Die Lanxess-Arena in Köln

  • Zum dritten Mal in Folge findet das Final Four der Handball-Champions-League in Köln ohne deutschen Club statt. Als letztes deutsches Team hat Flensburg 2014 den Titel geholt.
  • Wird die Handball-Bundesliga (HBL) ihrem Ruf als „stärkste Liga“ der Welt nicht mehr gerecht?
  • Martin Sauerborn sprach mit HBL-Geschäftsführer Frank Bohmann über die Gründe für das schwache Abschneiden.

Herr Bohmann, es kann kein Zufall sein, dass bei der zehnten Auflage des Final Four zum dritten Mal in Folge kein deutscher Vertreter dabei ist?
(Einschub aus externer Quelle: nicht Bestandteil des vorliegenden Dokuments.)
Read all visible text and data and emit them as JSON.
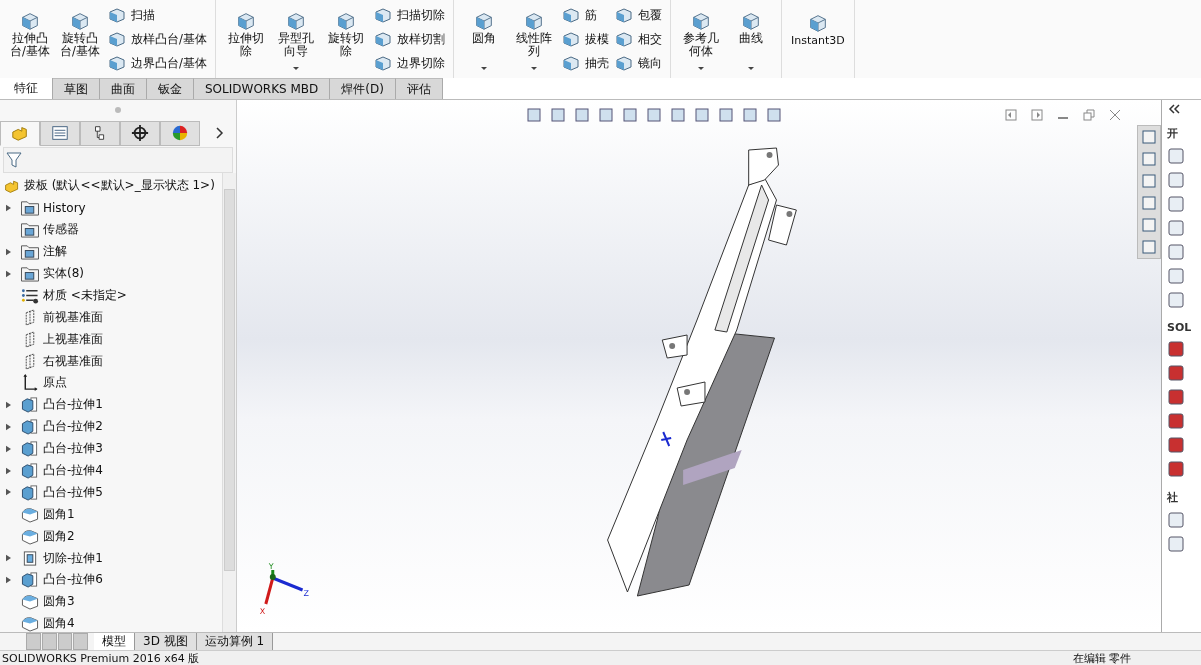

Das ist absolut kein Zufall. Der Clubhandball wurde über Jahrzehnte hinweg von Spanien und Deutschland dominiert. Für den Handball an sich ist die breitere Spitze gut, für die HBL ist es aber nicht schön. Zumal wir vor dieser Saison ausgegeben haben, dass wir gerne wieder dabei wären. Unsere Clubs sind diesmal auch nicht so knapp ausgeschieden wie Flensburg und Kiel in den Jahren davor. Wir müssen die Voraussetzungen schaffen, wieder dabei zu sein.

Wo liegen die Gründe für diese Entwicklung?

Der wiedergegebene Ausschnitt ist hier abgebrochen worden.